Heidi sprang eilig aus seinem Bett und hatte in wenig Minuten alles
wieder angelegt, was es gestern getragen hatte, denn es war sehr
wenig. Nun stieg es die Leiter hinunter und sprang vor die Hütte
hinaus. Da stand schon der Geißenpeter mit seiner Schar, und der
Großvater brachte eben Schwänli und Bärli aus dem Stall herbei,
dass sie sich der Gesellschaft anschlossen. Heidi lief ihm
entgegen, um ihm und den Geißen guten Tag zu sagen.
"Willst mit auf die Weide?", fragte der Großvater.

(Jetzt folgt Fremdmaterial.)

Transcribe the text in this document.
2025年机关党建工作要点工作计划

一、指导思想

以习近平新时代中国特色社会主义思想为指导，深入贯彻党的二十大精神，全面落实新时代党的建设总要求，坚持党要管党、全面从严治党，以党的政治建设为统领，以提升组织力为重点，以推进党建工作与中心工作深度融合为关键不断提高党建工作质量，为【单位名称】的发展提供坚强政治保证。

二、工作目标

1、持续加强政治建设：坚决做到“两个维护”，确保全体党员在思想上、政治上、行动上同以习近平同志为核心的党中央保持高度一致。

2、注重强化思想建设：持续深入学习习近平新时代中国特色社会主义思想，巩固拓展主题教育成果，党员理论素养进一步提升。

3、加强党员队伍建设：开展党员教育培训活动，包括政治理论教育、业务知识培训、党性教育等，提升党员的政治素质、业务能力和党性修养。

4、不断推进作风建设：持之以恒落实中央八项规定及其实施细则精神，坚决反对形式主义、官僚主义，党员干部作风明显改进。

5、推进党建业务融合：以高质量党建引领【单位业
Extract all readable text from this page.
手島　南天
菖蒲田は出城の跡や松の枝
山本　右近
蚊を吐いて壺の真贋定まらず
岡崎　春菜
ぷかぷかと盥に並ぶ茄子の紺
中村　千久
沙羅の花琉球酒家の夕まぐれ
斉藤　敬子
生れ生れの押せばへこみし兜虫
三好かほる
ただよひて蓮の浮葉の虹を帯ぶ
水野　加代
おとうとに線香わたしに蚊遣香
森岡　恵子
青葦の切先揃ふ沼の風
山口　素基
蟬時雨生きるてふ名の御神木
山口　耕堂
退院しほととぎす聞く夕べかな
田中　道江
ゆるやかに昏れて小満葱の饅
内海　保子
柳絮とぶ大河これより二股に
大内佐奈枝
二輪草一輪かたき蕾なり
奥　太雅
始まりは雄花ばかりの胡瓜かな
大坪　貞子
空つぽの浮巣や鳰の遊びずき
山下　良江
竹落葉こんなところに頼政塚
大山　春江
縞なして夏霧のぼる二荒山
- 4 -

Das war dem
Heidi eben recht, es hüpfte hoch auf vor Freude.
"Aber erst waschen und sauber sein, sonst lacht einen die Sonne aus,
wenn sie so schön glänzt da droben und sieht, dass du schwarz bist;
sieh, dort ist's für dich gerichtet." Der Großvater zeigte auf
einen großen Zuber voll Wasser, der vor der Tür in der Sonne stand.
Heidi sprang hin und patschte und rieb, bis es ganz glänzend war.
Unterdessen ging der Großvater in die Hütte hinein und rief dem
Peter zu: "Komm hierher, Geißengeneral, und bring deinen Habersack
mit." Verwundert folgte Peter dem Ruf und streckte sein Säcklein
hin, in dem er sein mageres Mittagessen bei sich trug.
"Mach auf", befahl der Alte und steckte nun ein großes Stück Brot
und ein ebenso großes Stück Käse hinein.